# field hunt



## yogi (Feb 23, 2012)

for a field hunt for ducks would you use canada decoys or snows for the added visibility. I have heard they pile into dark geese decoys wondering about the light geese decoys. will they finish to windsocks?


----------



## BodyCount (Jun 11, 2010)

Canadas with a couple of spinners should suck them right in, you don't need the snows unless you think you can get a shot at some snows. They should come into socks as long as your spinners are running.


----------



## Beavis (Jan 30, 2012)

if you are using mojo's then why use snow deocys for visibility??? thats what the mojo is for getting the birds attention


----------



## Sask hunter (Sep 11, 2008)

They will come into SS only spread, but I find you will have more landing with canada decoys only spread. They may not be landing in the SS, but they are still only 30-40 yrds out there and still in shooting range.
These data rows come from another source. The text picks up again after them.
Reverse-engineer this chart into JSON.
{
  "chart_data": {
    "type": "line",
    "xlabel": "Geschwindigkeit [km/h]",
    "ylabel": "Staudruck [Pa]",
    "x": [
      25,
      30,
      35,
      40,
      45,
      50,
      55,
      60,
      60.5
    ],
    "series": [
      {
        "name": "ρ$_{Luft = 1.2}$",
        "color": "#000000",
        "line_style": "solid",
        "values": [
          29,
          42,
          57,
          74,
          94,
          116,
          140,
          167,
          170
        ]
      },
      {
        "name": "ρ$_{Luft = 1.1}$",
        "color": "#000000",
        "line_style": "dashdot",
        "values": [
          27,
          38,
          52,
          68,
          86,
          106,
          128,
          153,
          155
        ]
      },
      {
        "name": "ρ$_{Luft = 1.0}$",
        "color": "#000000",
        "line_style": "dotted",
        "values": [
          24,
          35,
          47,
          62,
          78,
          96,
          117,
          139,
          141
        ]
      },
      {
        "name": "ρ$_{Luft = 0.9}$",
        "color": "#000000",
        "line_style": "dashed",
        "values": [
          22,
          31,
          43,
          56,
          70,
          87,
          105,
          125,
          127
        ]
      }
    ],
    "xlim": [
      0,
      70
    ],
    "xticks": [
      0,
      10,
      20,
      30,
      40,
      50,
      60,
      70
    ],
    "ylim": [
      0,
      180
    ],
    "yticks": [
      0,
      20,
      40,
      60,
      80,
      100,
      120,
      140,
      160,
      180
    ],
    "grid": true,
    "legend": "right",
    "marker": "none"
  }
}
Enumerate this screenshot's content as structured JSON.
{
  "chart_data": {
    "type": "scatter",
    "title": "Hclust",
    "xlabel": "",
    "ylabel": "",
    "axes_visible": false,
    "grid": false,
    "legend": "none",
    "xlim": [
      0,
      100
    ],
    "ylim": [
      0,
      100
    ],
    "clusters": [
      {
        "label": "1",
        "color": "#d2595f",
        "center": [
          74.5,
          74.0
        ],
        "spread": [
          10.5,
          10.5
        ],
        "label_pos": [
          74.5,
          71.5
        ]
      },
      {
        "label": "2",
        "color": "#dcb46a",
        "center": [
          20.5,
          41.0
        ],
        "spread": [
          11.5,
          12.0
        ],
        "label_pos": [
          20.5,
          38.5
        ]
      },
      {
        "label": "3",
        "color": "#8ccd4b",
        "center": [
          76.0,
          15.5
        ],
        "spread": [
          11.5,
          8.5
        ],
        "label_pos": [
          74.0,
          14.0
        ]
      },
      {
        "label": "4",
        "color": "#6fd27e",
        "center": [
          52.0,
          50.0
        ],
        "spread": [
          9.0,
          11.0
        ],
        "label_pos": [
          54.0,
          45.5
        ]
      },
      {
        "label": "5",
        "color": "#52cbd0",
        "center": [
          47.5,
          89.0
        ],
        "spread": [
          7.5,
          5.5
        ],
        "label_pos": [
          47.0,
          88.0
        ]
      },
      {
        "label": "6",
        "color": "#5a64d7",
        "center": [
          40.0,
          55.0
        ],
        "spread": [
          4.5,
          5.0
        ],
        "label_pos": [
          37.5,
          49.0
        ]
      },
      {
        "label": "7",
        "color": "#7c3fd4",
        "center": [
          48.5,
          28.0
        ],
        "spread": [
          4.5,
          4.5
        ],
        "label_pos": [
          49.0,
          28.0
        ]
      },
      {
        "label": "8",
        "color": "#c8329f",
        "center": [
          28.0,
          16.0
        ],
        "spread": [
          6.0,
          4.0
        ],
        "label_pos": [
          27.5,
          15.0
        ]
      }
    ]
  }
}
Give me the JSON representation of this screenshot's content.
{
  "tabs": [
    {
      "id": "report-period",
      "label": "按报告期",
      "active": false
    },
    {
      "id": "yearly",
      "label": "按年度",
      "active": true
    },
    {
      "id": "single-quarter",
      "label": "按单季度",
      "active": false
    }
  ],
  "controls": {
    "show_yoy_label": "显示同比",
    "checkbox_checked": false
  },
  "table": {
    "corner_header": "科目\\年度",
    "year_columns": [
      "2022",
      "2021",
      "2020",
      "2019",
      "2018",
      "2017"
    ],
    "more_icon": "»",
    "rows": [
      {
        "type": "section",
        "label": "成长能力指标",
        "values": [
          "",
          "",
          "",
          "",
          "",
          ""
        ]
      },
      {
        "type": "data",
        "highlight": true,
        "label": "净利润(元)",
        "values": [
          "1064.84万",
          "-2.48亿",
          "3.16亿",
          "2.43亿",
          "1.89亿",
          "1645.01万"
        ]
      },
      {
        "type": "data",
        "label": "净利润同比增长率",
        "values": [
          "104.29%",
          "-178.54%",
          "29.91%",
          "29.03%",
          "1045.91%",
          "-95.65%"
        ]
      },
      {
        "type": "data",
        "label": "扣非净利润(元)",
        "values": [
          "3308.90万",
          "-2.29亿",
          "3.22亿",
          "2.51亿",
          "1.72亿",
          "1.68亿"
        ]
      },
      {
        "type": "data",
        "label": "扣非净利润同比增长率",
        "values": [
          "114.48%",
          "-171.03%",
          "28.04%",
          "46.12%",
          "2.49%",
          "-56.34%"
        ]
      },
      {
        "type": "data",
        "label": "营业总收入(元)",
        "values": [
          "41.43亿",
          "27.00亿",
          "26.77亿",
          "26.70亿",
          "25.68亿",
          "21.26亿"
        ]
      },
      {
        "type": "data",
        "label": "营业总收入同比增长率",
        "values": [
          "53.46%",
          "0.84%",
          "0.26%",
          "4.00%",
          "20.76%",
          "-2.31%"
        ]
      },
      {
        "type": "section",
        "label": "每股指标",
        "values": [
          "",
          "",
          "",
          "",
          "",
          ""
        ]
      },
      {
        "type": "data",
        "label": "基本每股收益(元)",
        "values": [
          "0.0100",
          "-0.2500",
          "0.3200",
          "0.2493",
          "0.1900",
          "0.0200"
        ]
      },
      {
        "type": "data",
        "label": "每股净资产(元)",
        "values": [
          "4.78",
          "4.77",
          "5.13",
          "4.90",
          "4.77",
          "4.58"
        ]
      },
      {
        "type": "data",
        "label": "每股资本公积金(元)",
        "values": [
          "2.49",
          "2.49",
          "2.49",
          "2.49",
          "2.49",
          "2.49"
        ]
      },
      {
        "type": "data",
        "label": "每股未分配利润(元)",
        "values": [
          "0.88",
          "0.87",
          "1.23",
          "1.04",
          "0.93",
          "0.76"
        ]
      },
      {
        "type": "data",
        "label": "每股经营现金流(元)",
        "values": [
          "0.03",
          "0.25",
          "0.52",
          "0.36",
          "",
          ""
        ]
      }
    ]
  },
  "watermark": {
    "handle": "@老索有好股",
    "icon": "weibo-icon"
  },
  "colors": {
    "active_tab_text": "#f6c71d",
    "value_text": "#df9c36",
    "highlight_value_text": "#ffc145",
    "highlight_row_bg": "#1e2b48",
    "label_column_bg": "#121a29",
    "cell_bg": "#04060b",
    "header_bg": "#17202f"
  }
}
That being said when I hunt ducks I set out 3.5 dz canada decoys and no duck decoys and have good luck.


----------



## Wulffhunter (Dec 12, 2011)

Ducks can see white on decoys farther away than mojos be wise the don't always come in head on or straight behind. With that beig said I would either put out some full body Canada geese or some windsocks or sillosocks. Ducks should finisher over any decoy, you just need to set them right.


----------



## blhunter3 (May 5, 2007)

I prefer using snow goose decoys and duck fullbodies when hunting ducks. Even if there are no snows around it still works.


----------